Novel biallelic ADCY10 variants cause asthenozoospermia with excessive residual cytoplasm and hydronephrosis in humans.

RESEARCH QUESTION

Could the novel mutations in ADCY10 cause asthenozoospermia and absorptive hypercalciuria in humans, and the potential pathogenesis?

DESIGN

Whole-exome sequencing and Sanger sequencing were conducted to identify potential pathogenic variants in two unrelated Pakistani families. Reverse transcription polymerase chain reaction was utilized to assess the mutation effect on mRNA levels in the patients. Transmission electron microscopy and scanning electron microscopy were performed to examine the sperm flagellar ultrastructure. Western blot and immunofluorescence assays were performed to evaluate the expression and localization of ADCY10 and other axonemal components.

RESULTS

Three novel ADCY10 variants were identified in two unrelated Pakistani families. Patient 1 (P1) and P2 from Family 1 carried compound heterozygous mutation c.2902C>T (p. Arg968*) and c.4286+1G>T, and P3 and P4 from Family 2 carried homozygous mutation c.436+2T>G. These patients suffered from male infertility with compromised sperm motility and hydronephrosis with kidney stones.
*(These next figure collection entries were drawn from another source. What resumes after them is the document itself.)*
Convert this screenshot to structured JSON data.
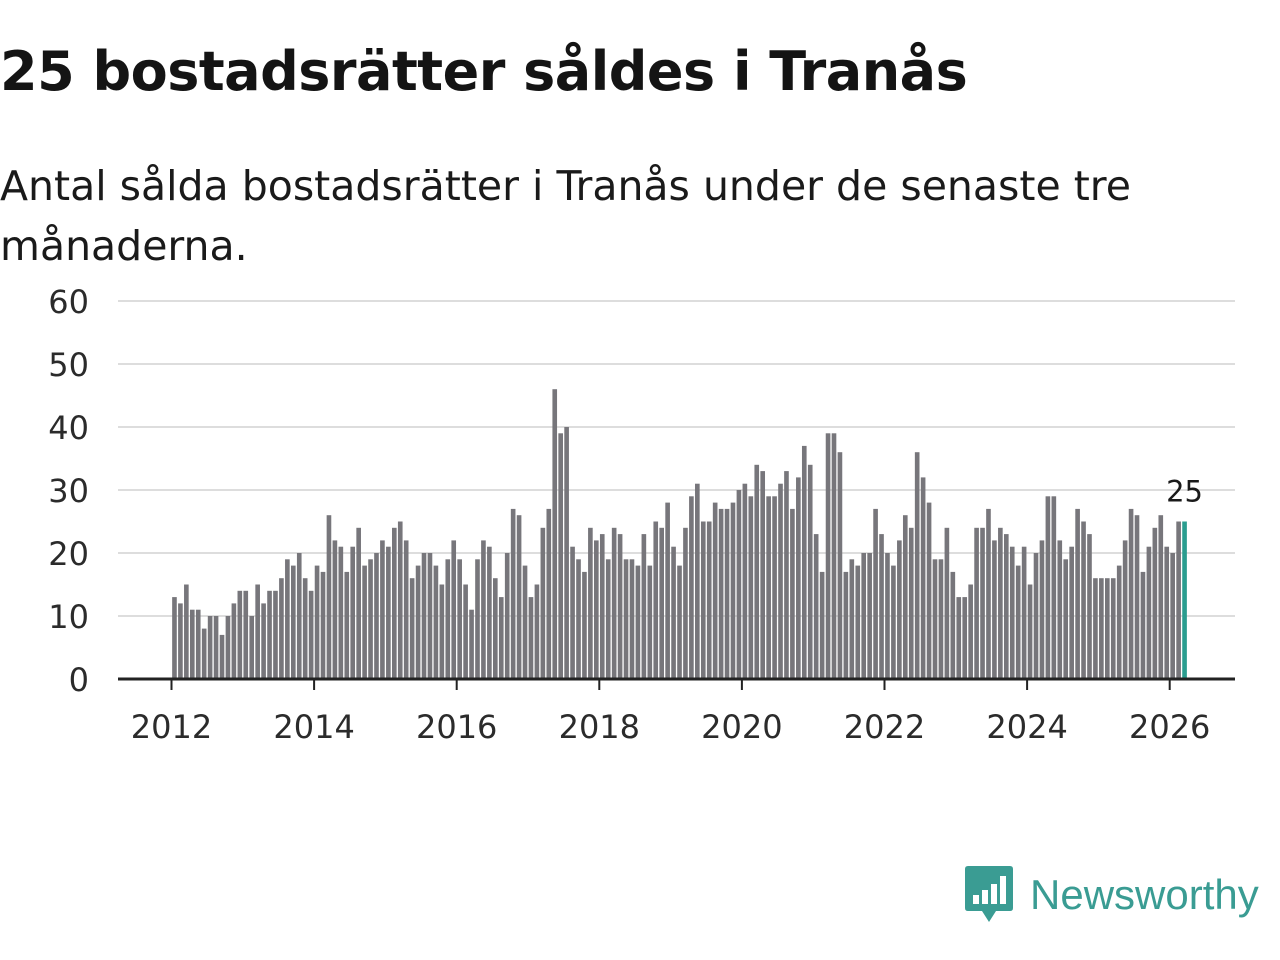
{
  "title": "25 bostadsrätter såldes i Tranås",
  "subtitle": "Antal sålda bostadsrätter i Tranås under de senaste tre månaderna.",
  "brand": {
    "name": "Newsworthy",
    "icon": "newsworthy-logo-icon"
  },
  "colors": {
    "bar": "#77767b",
    "highlight": "#2a9d8f",
    "grid": "#dddddd",
    "axis": "#222222",
    "brand": "#3a9c93"
  },
  "chart_data": {
    "type": "bar",
    "title": "25 bostadsrätter såldes i Tranås",
    "xlabel": "",
    "ylabel": "",
    "ylim": [
      0,
      60
    ],
    "yticks": [
      "0",
      "10",
      "20",
      "30",
      "40",
      "50",
      "60"
    ],
    "xticks": [
      "2012",
      "2014",
      "2016",
      "2018",
      "2020",
      "2022",
      "2024",
      "2026"
    ],
    "start_year": 2012,
    "start_month": 1,
    "annotation": {
      "label": "25",
      "index": 170
    },
    "highlight_index": 170,
    "values": [
      13,
      12,
      15,
      11,
      11,
      8,
      10,
      10,
      7,
      10,
      12,
      14,
      14,
      10,
      15,
      12,
      14,
      14,
      16,
      19,
      18,
      20,
      16,
      14,
      18,
      17,
      26,
      22,
      21,
      17,
      21,
      24,
      18,
      19,
      20,
      22,
      21,
      24,
      25,
      22,
      16,
      18,
      20,
      20,
      18,
      15,
      19,
      22,
      19,
      15,
      11,
      19,
      22,
      21,
      16,
      13,
      20,
      27,
      26,
      18,
      13,
      15,
      24,
      27,
      46,
      39,
      40,
      21,
      19,
      17,
      24,
      22,
      23,
      19,
      24,
      23,
      19,
      19,
      18,
      23,
      18,
      25,
      24,
      28,
      21,
      18,
      24,
      29,
      31,
      25,
      25,
      28,
      27,
      27,
      28,
      30,
      31,
      29,
      34,
      33,
      29,
      29,
      31,
      33,
      27,
      32,
      37,
      34,
      23,
      17,
      39,
      39,
      36,
      17,
      19,
      18,
      20,
      20,
      27,
      23,
      20,
      18,
      22,
      26,
      24,
      36,
      32,
      28,
      19,
      19,
      24,
      17,
      13,
      13,
      15,
      24,
      24,
      27,
      22,
      24,
      23,
      21,
      18,
      21,
      15,
      20,
      22,
      29,
      29,
      22,
      19,
      21,
      27,
      25,
      23,
      16,
      16,
      16,
      16,
      18,
      22,
      27,
      26,
      17,
      21,
      24,
      26,
      21,
      20,
      25,
      25
    ]
  }
}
No ADCY10 mRNA and ADCY10 protein were detected in the blood and sperm lysate of the patients. Morphological analyses revealed obvious mid-piece defects along with head anomalies in the patients' spermatozoa. Transmission electron microscopy and immunofluorescence assay showed excessive residual cytoplasm in the mitochondrial sheath and misarranged mitochondrial sheath structures in the patients, indicating a novel role of ADCY10 in regulating the proper organization of the mitochondrial sheath.

CONCLUSIONS

These results indicate that ADCY10 is an important factor for maintaining the proper structure of the mitochondrial sheath and motility of spermatozoa, which extends the phenotype spectrum of ADCY10 loss-of-function mutations in humans.